「ルル」の一場面(公益財団法人東京二期会提供、寺司正彦撮影)

 「ルル」の一場面(公益財団法人東京二期会提供、寺司正彦撮影)

 「ルル」の一場面(公益財団法人東京二期会提供、寺司正彦撮影)  「ルル」の一場面(公益財団法人東京二期会提供、寺司正彦撮影)

 東京二期会が、過激な内容から20世紀オペラ最大の問題作と言われるベルクの「ルル」を上演した。新型コロナ禍の2021年に初演したオリジナルバージョンで、今回は出演者同士の距離の制限がない「完全版」。実力派の歌手らが熱演し、見る者をぞっとさせる生々しい舞台に仕上げた。

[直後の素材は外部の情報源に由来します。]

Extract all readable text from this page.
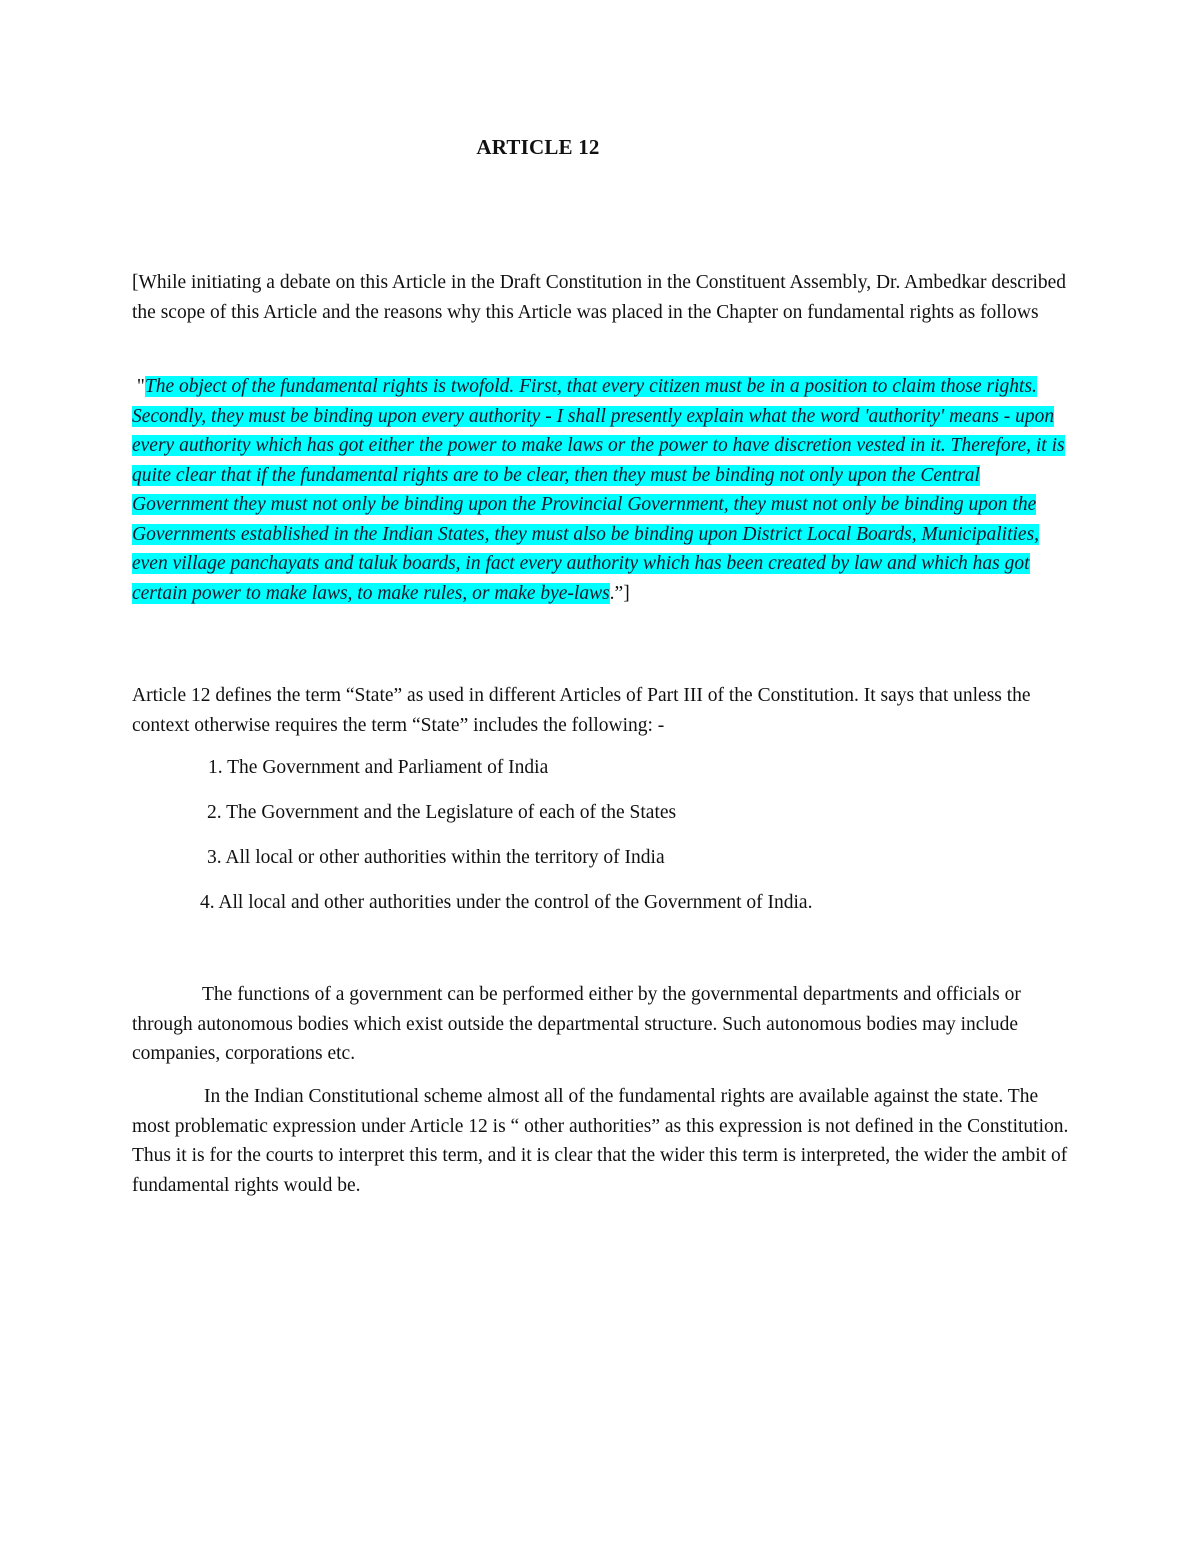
ARTICLE 12

[While initiating a debate on this Article in the Draft Constitution in the Constituent Assembly, Dr. Ambedkar described the scope of this Article and the reasons why this Article was placed in the Chapter on fundamental rights as follows

"The object of the fundamental rights is twofold. First, that every citizen must be in a position to claim those rights. Secondly, they must be binding upon every authority - I shall presently explain what the word 'authority' means - upon every authority which has got either the power to make laws or the power to have discretion vested in it. Therefore, it is quite clear that if the fundamental rights are to be clear, then they must be binding not only upon the Central Government they must not only be binding upon the Provincial Government, they must not only be binding upon the Governments established in the Indian States, they must also be binding upon District Local Boards, Municipalities, even village panchayats and taluk boards, in fact every authority which has been created by law and which has got certain power to make laws, to make rules, or make bye-laws.”]

Article 12 defines the term “State” as used in different Articles of Part III of the Constitution. It says that unless the context otherwise requires the term “State” includes the following: -

1. The Government and Parliament of India
2. The Government and the Legislature of each of the States
3. All local or other authorities within the territory of India
4. All local and other authorities under the control of the Government of India.

The functions of a government can be performed either by the governmental departments and officials or through autonomous bodies which exist outside the departmental structure. Such autonomous bodies may include companies, corporations etc.

In the Indian Constitutional scheme almost all of the fundamental rights are available against the state. The most problematic expression under Article 12 is “ other authorities” as this expression is not defined in the Constitution. Thus it is for the courts to interpret this term, and it is clear that the wider this term is interpreted, the wider the ambit of fundamental rights would be.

 妖艶な女性「ルル」に魅了された男性たちが嫉妬にさいなまれ次々と命を落とす物語。演出家のカロリーネ・グルーバーはルル役の歌手と別にいかがわしい衣装のマネキンや「ルルの魂」役のダンサーを登場させ、「魔性の女」を作り上げたのは周囲の身勝手な欲望だということを描き出した。

 4月19日の新国立劇場での公演では、ソプラノの冨平安希子が情感たっぷりにルルを演じ、極端な高音から低音まで幅広い音域で豊かに歌い上げた。貧民街にいたルルを育て、愛人とした新聞社の編集長シェーン博士役の大沼徹(バリトン)や、その息子で作曲家のアルヴァ役の山本耕平(テノール)も好演。「ルルの魂」役のダンサー、中村蓉は舞台上をさまよい、気丈に振る舞いながら実は傷つきやすい繊細な内面を見事に表現した。

 気鋭の指揮者オスカー・ヨッケルと東京フィルハーモニー交響楽団の演奏も秀逸。第2幕序盤で退廃的な音楽が奏でられる中、ルルの実の父親とされる男性や同性愛者の女性までもが自分たちの理想の姿をしたルルのマネキンにしがみつく。むき出しにされた人間の欲望に思わず目を背けたくなり、「現実を現実以上にリアルに活写する」オペラの力を実感した。